Pilhofer underlined that journalists need to move past the linguistics of product thinking. Product thinking may sound like a marketing strategy, but it is only prioritizing the consumer of the news to better address the problems users and readers are facing. The approach is aligned with journalists’ pure goals and the public sphere.
Instead of very long cycles, product thinking or design thinking is done in a series of very short very rapid sprints that in aggregate add up to the product but are individually tiny, according to Pilhofer. He gave examples of the Kensington Voice, and how they created a community-centered newspaper at the peak of the opioid crisis where Kensington was ground zero. Journalists would come around the world and do superficial reporting that reduced the city to its crisis, and the Voice opened up the discussion of news in Kensington to all residents. In a town where access to the internet was limited but citizens were willing to participate, the Voice made printing innovative.
Following a few more examples such as the Bristol Cable, the Oaklandside, the Salt Lake Tribune, and more, the master class moved on to the audience and moderator questions. The first question focused on the masterclass audience, small, independent Turkish media, and their journey with innovation.
In response to the question of whether it makes sense to start with niche topics instead of launching a full-on news platform, especially in the context of innovation journalism which then could help build the kind of problem-solving audience engagement wanted to be built, Pilhofer said that it does, however, it doesn’t have to be. He added: “I wouldn’t start with a solution to a problem, but I would find a problem people care about, and then think about its solution. But there have also been very successful niche topic publications that have launched successfully”.

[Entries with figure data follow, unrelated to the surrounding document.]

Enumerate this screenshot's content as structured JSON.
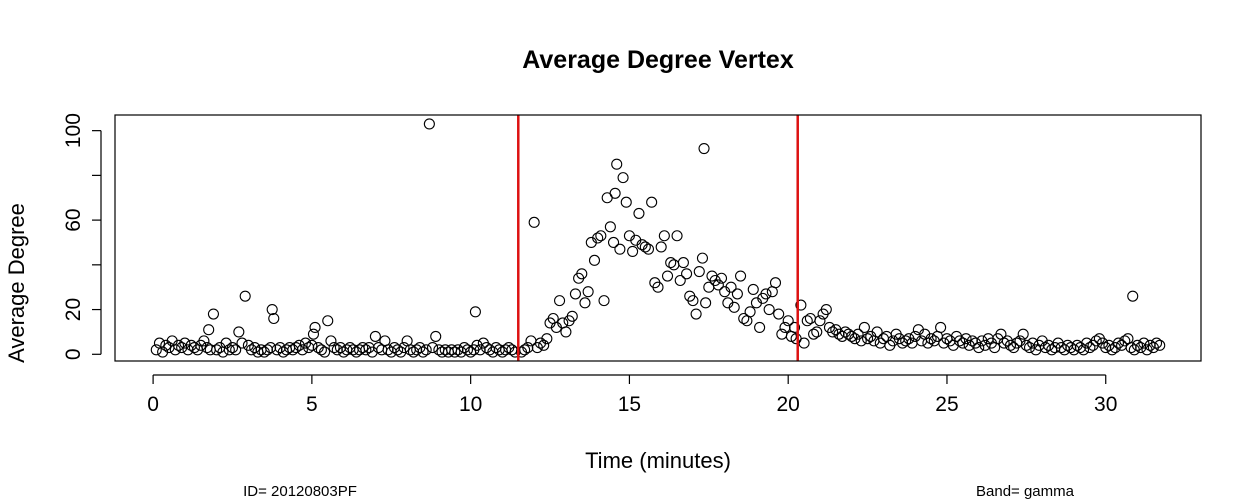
{
  "chart_data": {
    "type": "scatter",
    "title": "Average Degree Vertex",
    "xlabel": "Time (minutes)",
    "ylabel": "Average Degree",
    "xlim": [
      -1.2,
      33
    ],
    "ylim": [
      -3,
      107
    ],
    "x_ticks": [
      0,
      5,
      10,
      15,
      20,
      25,
      30
    ],
    "y_ticks": [
      0,
      20,
      40,
      60,
      80,
      100
    ],
    "y_tick_labels": [
      "0",
      "20",
      "",
      "60",
      "",
      "100"
    ],
    "vlines": [
      {
        "x": 11.5,
        "color": "#dd1111"
      },
      {
        "x": 20.3,
        "color": "#dd1111"
      }
    ],
    "marker": "open-circle",
    "grid": false,
    "footer_left": "ID= 20120803PF",
    "footer_right": "Band= gamma",
    "points": [
      [
        0.1,
        2
      ],
      [
        0.2,
        5
      ],
      [
        0.3,
        1
      ],
      [
        0.4,
        4
      ],
      [
        0.5,
        3
      ],
      [
        0.6,
        6
      ],
      [
        0.7,
        2
      ],
      [
        0.8,
        4
      ],
      [
        0.9,
        3
      ],
      [
        1.0,
        5
      ],
      [
        1.1,
        2
      ],
      [
        1.2,
        4
      ],
      [
        1.3,
        3
      ],
      [
        1.4,
        2
      ],
      [
        1.5,
        4
      ],
      [
        1.6,
        6
      ],
      [
        1.7,
        3
      ],
      [
        1.75,
        11
      ],
      [
        1.8,
        2
      ],
      [
        1.9,
        18
      ],
      [
        2.0,
        2
      ],
      [
        2.1,
        3
      ],
      [
        2.2,
        1
      ],
      [
        2.3,
        5
      ],
      [
        2.4,
        2
      ],
      [
        2.5,
        3
      ],
      [
        2.6,
        2
      ],
      [
        2.7,
        10
      ],
      [
        2.8,
        5
      ],
      [
        2.9,
        26
      ],
      [
        3.0,
        4
      ],
      [
        3.1,
        2
      ],
      [
        3.2,
        3
      ],
      [
        3.3,
        1
      ],
      [
        3.4,
        2
      ],
      [
        3.5,
        1
      ],
      [
        3.6,
        2
      ],
      [
        3.7,
        3
      ],
      [
        3.75,
        20
      ],
      [
        3.8,
        16
      ],
      [
        3.9,
        2
      ],
      [
        4.0,
        3
      ],
      [
        4.1,
        1
      ],
      [
        4.2,
        2
      ],
      [
        4.3,
        3
      ],
      [
        4.4,
        2
      ],
      [
        4.5,
        3
      ],
      [
        4.6,
        4
      ],
      [
        4.7,
        2
      ],
      [
        4.8,
        5
      ],
      [
        4.9,
        3
      ],
      [
        5.0,
        4
      ],
      [
        5.05,
        9
      ],
      [
        5.1,
        12
      ],
      [
        5.2,
        3
      ],
      [
        5.3,
        2
      ],
      [
        5.4,
        1
      ],
      [
        5.5,
        15
      ],
      [
        5.6,
        6
      ],
      [
        5.7,
        3
      ],
      [
        5.8,
        2
      ],
      [
        5.9,
        3
      ],
      [
        6.0,
        1
      ],
      [
        6.1,
        2
      ],
      [
        6.2,
        3
      ],
      [
        6.3,
        2
      ],
      [
        6.4,
        1
      ],
      [
        6.5,
        2
      ],
      [
        6.6,
        3
      ],
      [
        6.7,
        2
      ],
      [
        6.8,
        3
      ],
      [
        6.9,
        1
      ],
      [
        7.0,
        8
      ],
      [
        7.1,
        3
      ],
      [
        7.2,
        2
      ],
      [
        7.3,
        6
      ],
      [
        7.4,
        2
      ],
      [
        7.5,
        1
      ],
      [
        7.6,
        3
      ],
      [
        7.7,
        2
      ],
      [
        7.8,
        1
      ],
      [
        7.9,
        3
      ],
      [
        8.0,
        6
      ],
      [
        8.1,
        2
      ],
      [
        8.2,
        1
      ],
      [
        8.3,
        2
      ],
      [
        8.4,
        3
      ],
      [
        8.5,
        1
      ],
      [
        8.6,
        2
      ],
      [
        8.7,
        103
      ],
      [
        8.8,
        3
      ],
      [
        8.9,
        8
      ],
      [
        9.0,
        2
      ],
      [
        9.1,
        1
      ],
      [
        9.2,
        2
      ],
      [
        9.3,
        1
      ],
      [
        9.4,
        2
      ],
      [
        9.5,
        1
      ],
      [
        9.6,
        2
      ],
      [
        9.7,
        1
      ],
      [
        9.8,
        3
      ],
      [
        9.9,
        2
      ],
      [
        10.0,
        1
      ],
      [
        10.1,
        2
      ],
      [
        10.15,
        19
      ],
      [
        10.2,
        4
      ],
      [
        10.3,
        2
      ],
      [
        10.4,
        5
      ],
      [
        10.5,
        3
      ],
      [
        10.6,
        2
      ],
      [
        10.7,
        1
      ],
      [
        10.8,
        3
      ],
      [
        10.9,
        2
      ],
      [
        11.0,
        1
      ],
      [
        11.1,
        2
      ],
      [
        11.2,
        3
      ],
      [
        11.3,
        2
      ],
      [
        11.4,
        1
      ],
      [
        11.6,
        1
      ],
      [
        11.7,
        2
      ],
      [
        11.8,
        3
      ],
      [
        11.9,
        6
      ],
      [
        12.0,
        59
      ],
      [
        12.1,
        3
      ],
      [
        12.2,
        5
      ],
      [
        12.3,
        4
      ],
      [
        12.4,
        7
      ],
      [
        12.5,
        14
      ],
      [
        12.6,
        16
      ],
      [
        12.7,
        12
      ],
      [
        12.8,
        24
      ],
      [
        12.9,
        14
      ],
      [
        13.0,
        10
      ],
      [
        13.1,
        15
      ],
      [
        13.2,
        17
      ],
      [
        13.3,
        27
      ],
      [
        13.4,
        34
      ],
      [
        13.5,
        36
      ],
      [
        13.6,
        23
      ],
      [
        13.7,
        28
      ],
      [
        13.8,
        50
      ],
      [
        13.9,
        42
      ],
      [
        14.0,
        52
      ],
      [
        14.1,
        53
      ],
      [
        14.2,
        24
      ],
      [
        14.3,
        70
      ],
      [
        14.4,
        57
      ],
      [
        14.5,
        50
      ],
      [
        14.55,
        72
      ],
      [
        14.6,
        85
      ],
      [
        14.7,
        47
      ],
      [
        14.8,
        79
      ],
      [
        14.9,
        68
      ],
      [
        15.0,
        53
      ],
      [
        15.1,
        46
      ],
      [
        15.2,
        51
      ],
      [
        15.3,
        63
      ],
      [
        15.4,
        49
      ],
      [
        15.5,
        48
      ],
      [
        15.6,
        47
      ],
      [
        15.7,
        68
      ],
      [
        15.8,
        32
      ],
      [
        15.9,
        30
      ],
      [
        16.0,
        48
      ],
      [
        16.1,
        53
      ],
      [
        16.2,
        35
      ],
      [
        16.3,
        41
      ],
      [
        16.4,
        40
      ],
      [
        16.5,
        53
      ],
      [
        16.6,
        33
      ],
      [
        16.7,
        41
      ],
      [
        16.8,
        36
      ],
      [
        16.9,
        26
      ],
      [
        17.0,
        24
      ],
      [
        17.1,
        18
      ],
      [
        17.2,
        37
      ],
      [
        17.3,
        43
      ],
      [
        17.35,
        92
      ],
      [
        17.4,
        23
      ],
      [
        17.5,
        30
      ],
      [
        17.6,
        35
      ],
      [
        17.7,
        33
      ],
      [
        17.8,
        31
      ],
      [
        17.9,
        34
      ],
      [
        18.0,
        28
      ],
      [
        18.1,
        23
      ],
      [
        18.2,
        30
      ],
      [
        18.3,
        21
      ],
      [
        18.4,
        27
      ],
      [
        18.5,
        35
      ],
      [
        18.6,
        16
      ],
      [
        18.7,
        15
      ],
      [
        18.8,
        19
      ],
      [
        18.9,
        29
      ],
      [
        19.0,
        23
      ],
      [
        19.1,
        12
      ],
      [
        19.2,
        25
      ],
      [
        19.3,
        27
      ],
      [
        19.4,
        20
      ],
      [
        19.5,
        28
      ],
      [
        19.6,
        32
      ],
      [
        19.7,
        18
      ],
      [
        19.8,
        9
      ],
      [
        19.9,
        12
      ],
      [
        20.0,
        15
      ],
      [
        20.1,
        8
      ],
      [
        20.2,
        12
      ],
      [
        20.25,
        7
      ],
      [
        20.4,
        22
      ],
      [
        20.5,
        5
      ],
      [
        20.6,
        15
      ],
      [
        20.7,
        16
      ],
      [
        20.8,
        9
      ],
      [
        20.9,
        10
      ],
      [
        21.0,
        15
      ],
      [
        21.1,
        18
      ],
      [
        21.2,
        20
      ],
      [
        21.3,
        12
      ],
      [
        21.4,
        10
      ],
      [
        21.5,
        11
      ],
      [
        21.6,
        9
      ],
      [
        21.7,
        8
      ],
      [
        21.8,
        10
      ],
      [
        21.9,
        9
      ],
      [
        22.0,
        8
      ],
      [
        22.1,
        7
      ],
      [
        22.2,
        9
      ],
      [
        22.3,
        6
      ],
      [
        22.4,
        12
      ],
      [
        22.5,
        7
      ],
      [
        22.6,
        8
      ],
      [
        22.7,
        6
      ],
      [
        22.8,
        10
      ],
      [
        22.9,
        5
      ],
      [
        23.0,
        7
      ],
      [
        23.1,
        8
      ],
      [
        23.2,
        4
      ],
      [
        23.3,
        6
      ],
      [
        23.4,
        9
      ],
      [
        23.5,
        7
      ],
      [
        23.6,
        5
      ],
      [
        23.7,
        6
      ],
      [
        23.8,
        7
      ],
      [
        23.9,
        5
      ],
      [
        24.0,
        8
      ],
      [
        24.1,
        11
      ],
      [
        24.2,
        6
      ],
      [
        24.3,
        9
      ],
      [
        24.4,
        5
      ],
      [
        24.5,
        7
      ],
      [
        24.6,
        6
      ],
      [
        24.7,
        8
      ],
      [
        24.8,
        12
      ],
      [
        24.9,
        5
      ],
      [
        25.0,
        7
      ],
      [
        25.1,
        6
      ],
      [
        25.2,
        4
      ],
      [
        25.3,
        8
      ],
      [
        25.4,
        6
      ],
      [
        25.5,
        5
      ],
      [
        25.6,
        7
      ],
      [
        25.7,
        4
      ],
      [
        25.8,
        6
      ],
      [
        25.9,
        5
      ],
      [
        26.0,
        3
      ],
      [
        26.1,
        6
      ],
      [
        26.2,
        4
      ],
      [
        26.3,
        7
      ],
      [
        26.4,
        5
      ],
      [
        26.5,
        3
      ],
      [
        26.6,
        7
      ],
      [
        26.7,
        9
      ],
      [
        26.8,
        5
      ],
      [
        26.9,
        6
      ],
      [
        27.0,
        4
      ],
      [
        27.1,
        3
      ],
      [
        27.2,
        5
      ],
      [
        27.3,
        6
      ],
      [
        27.4,
        9
      ],
      [
        27.5,
        4
      ],
      [
        27.6,
        3
      ],
      [
        27.7,
        5
      ],
      [
        27.8,
        2
      ],
      [
        27.9,
        4
      ],
      [
        28.0,
        6
      ],
      [
        28.1,
        3
      ],
      [
        28.2,
        4
      ],
      [
        28.3,
        2
      ],
      [
        28.4,
        3
      ],
      [
        28.5,
        5
      ],
      [
        28.6,
        3
      ],
      [
        28.7,
        2
      ],
      [
        28.8,
        4
      ],
      [
        28.9,
        3
      ],
      [
        29.0,
        2
      ],
      [
        29.1,
        4
      ],
      [
        29.2,
        3
      ],
      [
        29.3,
        2
      ],
      [
        29.4,
        5
      ],
      [
        29.5,
        3
      ],
      [
        29.6,
        4
      ],
      [
        29.7,
        6
      ],
      [
        29.8,
        7
      ],
      [
        29.9,
        5
      ],
      [
        30.0,
        3
      ],
      [
        30.1,
        4
      ],
      [
        30.2,
        2
      ],
      [
        30.3,
        3
      ],
      [
        30.4,
        5
      ],
      [
        30.5,
        4
      ],
      [
        30.6,
        6
      ],
      [
        30.7,
        7
      ],
      [
        30.8,
        3
      ],
      [
        30.85,
        26
      ],
      [
        30.9,
        2
      ],
      [
        31.0,
        4
      ],
      [
        31.1,
        3
      ],
      [
        31.2,
        5
      ],
      [
        31.3,
        2
      ],
      [
        31.4,
        4
      ],
      [
        31.5,
        3
      ],
      [
        31.6,
        5
      ],
      [
        31.7,
        4
      ]
    ]
  }
}
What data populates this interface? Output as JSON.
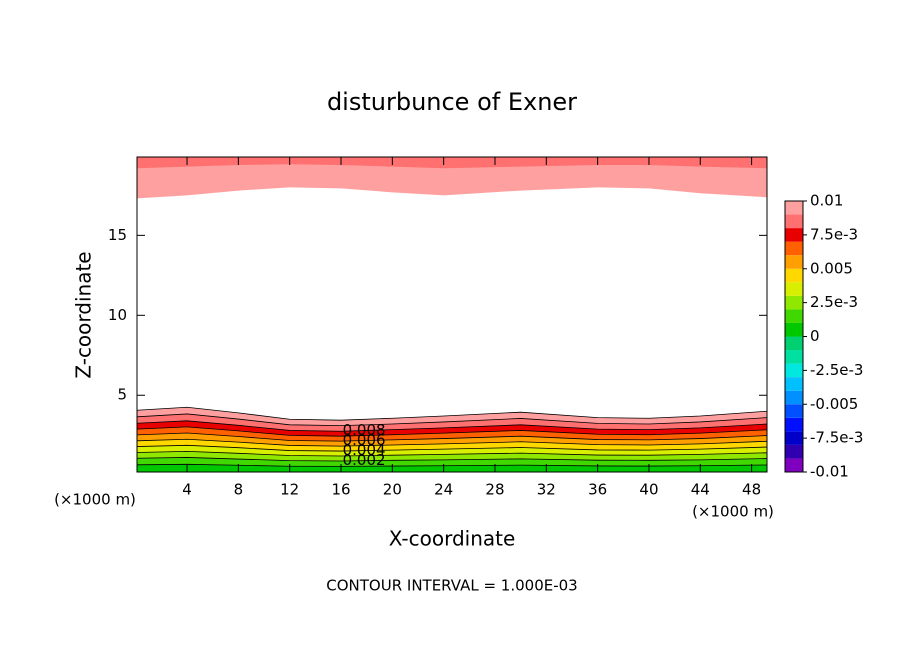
{
  "chart_data": {
    "type": "contour",
    "title": "disturbunce of Exner",
    "xlabel": "X-coordinate",
    "ylabel": "Z-coordinate",
    "xunit_label": "(×1000 m)",
    "yunit_label": "(×1000 m)",
    "annotation": "CONTOUR INTERVAL = 1.000E-03",
    "xlim": [
      0.1,
      49.2
    ],
    "ylim": [
      0.2,
      19.9
    ],
    "xticks": [
      4,
      8,
      12,
      16,
      20,
      24,
      28,
      32,
      36,
      40,
      44,
      48
    ],
    "yticks": [
      5,
      10,
      15
    ],
    "x": [
      0.1,
      4,
      8,
      12,
      16,
      20,
      24,
      30,
      36,
      40,
      44,
      49.2
    ],
    "contour_groups": [
      {
        "fill_from": "bottom",
        "lines": true,
        "contours": [
          {
            "level": 0.01,
            "z": [
              4.06,
              4.25,
              3.9,
              3.5,
              3.44,
              3.56,
              3.7,
              3.94,
              3.6,
              3.56,
              3.7,
              4.0
            ]
          },
          {
            "level": 0.009,
            "z": [
              3.65,
              3.83,
              3.51,
              3.15,
              3.1,
              3.2,
              3.33,
              3.55,
              3.24,
              3.2,
              3.33,
              3.6
            ]
          },
          {
            "level": 0.008,
            "z": [
              3.25,
              3.4,
              3.12,
              2.8,
              2.75,
              2.85,
              2.96,
              3.15,
              2.88,
              2.85,
              2.96,
              3.2
            ]
          },
          {
            "level": 0.007,
            "z": [
              2.88,
              3.02,
              2.77,
              2.49,
              2.44,
              2.53,
              2.63,
              2.8,
              2.56,
              2.53,
              2.63,
              2.84
            ]
          },
          {
            "level": 0.006,
            "z": [
              2.52,
              2.64,
              2.42,
              2.17,
              2.13,
              2.21,
              2.29,
              2.44,
              2.23,
              2.21,
              2.29,
              2.48
            ]
          },
          {
            "level": 0.005,
            "z": [
              2.15,
              2.25,
              2.07,
              1.86,
              1.82,
              1.89,
              1.96,
              2.09,
              1.91,
              1.89,
              1.96,
              2.12
            ]
          },
          {
            "level": 0.004,
            "z": [
              1.79,
              1.87,
              1.72,
              1.54,
              1.51,
              1.57,
              1.63,
              1.73,
              1.58,
              1.57,
              1.63,
              1.76
            ]
          },
          {
            "level": 0.003,
            "z": [
              1.42,
              1.49,
              1.37,
              1.23,
              1.2,
              1.25,
              1.3,
              1.38,
              1.26,
              1.25,
              1.3,
              1.4
            ]
          },
          {
            "level": 0.002,
            "z": [
              1.06,
              1.11,
              1.01,
              0.91,
              0.89,
              0.93,
              0.96,
              1.02,
              0.94,
              0.93,
              0.96,
              1.04
            ]
          },
          {
            "level": 0.001,
            "z": [
              0.65,
              0.68,
              0.62,
              0.56,
              0.55,
              0.57,
              0.59,
              0.63,
              0.58,
              0.57,
              0.59,
              0.64
            ]
          }
        ]
      },
      {
        "fill_from": "top",
        "lines": false,
        "contours": [
          {
            "level": 0.01,
            "z": [
              17.31,
              17.5,
              17.8,
              18.0,
              17.94,
              17.69,
              17.5,
              17.8,
              18.0,
              17.94,
              17.63,
              17.38
            ]
          },
          {
            "level": 0.009,
            "z": [
              19.2,
              19.3,
              19.4,
              19.45,
              19.4,
              19.3,
              19.2,
              19.3,
              19.4,
              19.4,
              19.3,
              19.2
            ]
          }
        ]
      }
    ],
    "contour_labels": [
      0.008,
      0.006,
      0.004,
      0.002
    ],
    "levels": [
      -0.01,
      -0.009,
      -0.008,
      -0.007,
      -0.006,
      -0.005,
      -0.004,
      -0.003,
      -0.002,
      -0.001,
      0,
      0.001,
      0.002,
      0.003,
      0.004,
      0.005,
      0.006,
      0.007,
      0.008,
      0.009,
      0.01
    ],
    "colors": [
      "#8000c0",
      "#3000b0",
      "#0000c8",
      "#0010ff",
      "#0050ff",
      "#0090ff",
      "#00c0ff",
      "#00e8e0",
      "#00e0a0",
      "#00d070",
      "#00c800",
      "#40d800",
      "#90e800",
      "#d8f000",
      "#ffd800",
      "#ffa000",
      "#ff6000",
      "#e80000",
      "#ff7070",
      "#ffa0a0"
    ],
    "colorbar_ticks": [
      -0.01,
      {
        "value": -0.0075,
        "label": "-7.5e-3"
      },
      -0.005,
      {
        "value": -0.0025,
        "label": "-2.5e-3"
      },
      0,
      {
        "value": 0.0025,
        "label": "2.5e-3"
      },
      0.005,
      {
        "value": 0.0075,
        "label": "7.5e-3"
      },
      0.01
    ]
  }
}
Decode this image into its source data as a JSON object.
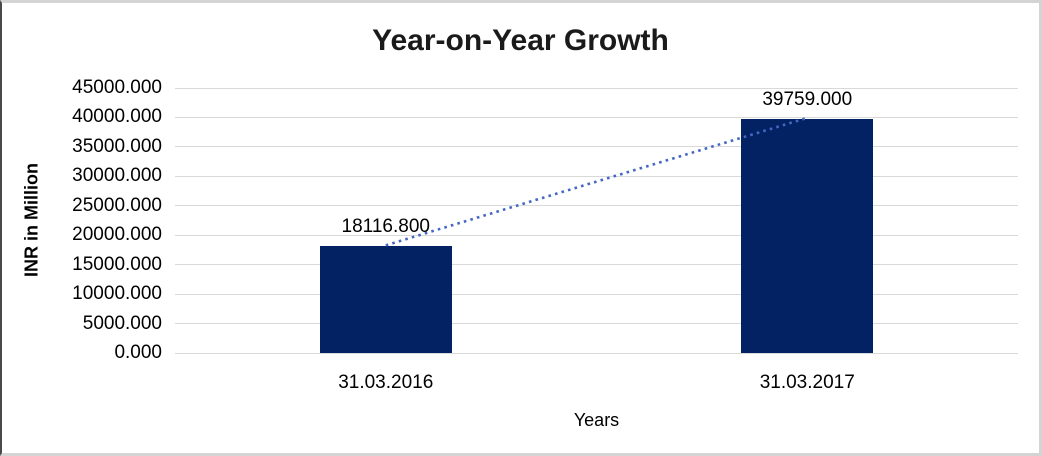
{
  "chart_data": {
    "type": "bar",
    "title": "Year-on-Year Growth",
    "xlabel": "Years",
    "ylabel": "INR in Million",
    "categories": [
      "31.03.2016",
      "31.03.2017"
    ],
    "series": [
      {
        "name": "INR in Million",
        "values": [
          18116.8,
          39759.0
        ]
      }
    ],
    "data_labels": [
      "18116.800",
      "39759.000"
    ],
    "ylim": [
      0,
      45000
    ],
    "ytick_step": 5000,
    "ytick_decimals": 3,
    "grid": true,
    "legend_position": "none",
    "trendline": {
      "type": "linear",
      "style": "dotted",
      "color": "#4467c4"
    },
    "colors": {
      "bar": "#032264",
      "gridline": "#d9d9d9",
      "text": "#000000"
    }
  }
}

He completed his presentation by putting an emphasis on the importance of starting from the problem, or the users, and what they want. Instead of asking, “how do we support this”, or “how do we pay for this”, it’s important to ask the question “what problem is this solving, and will our solution create users interested in paying for this”?
There is more to come!
This special master class is part of “Turkey Digital News Accelerator 2022”, a series of online and hybrid workshops on digital transition and innovations for journalists in Turkey which will continue throughout the year with different topics and international experts.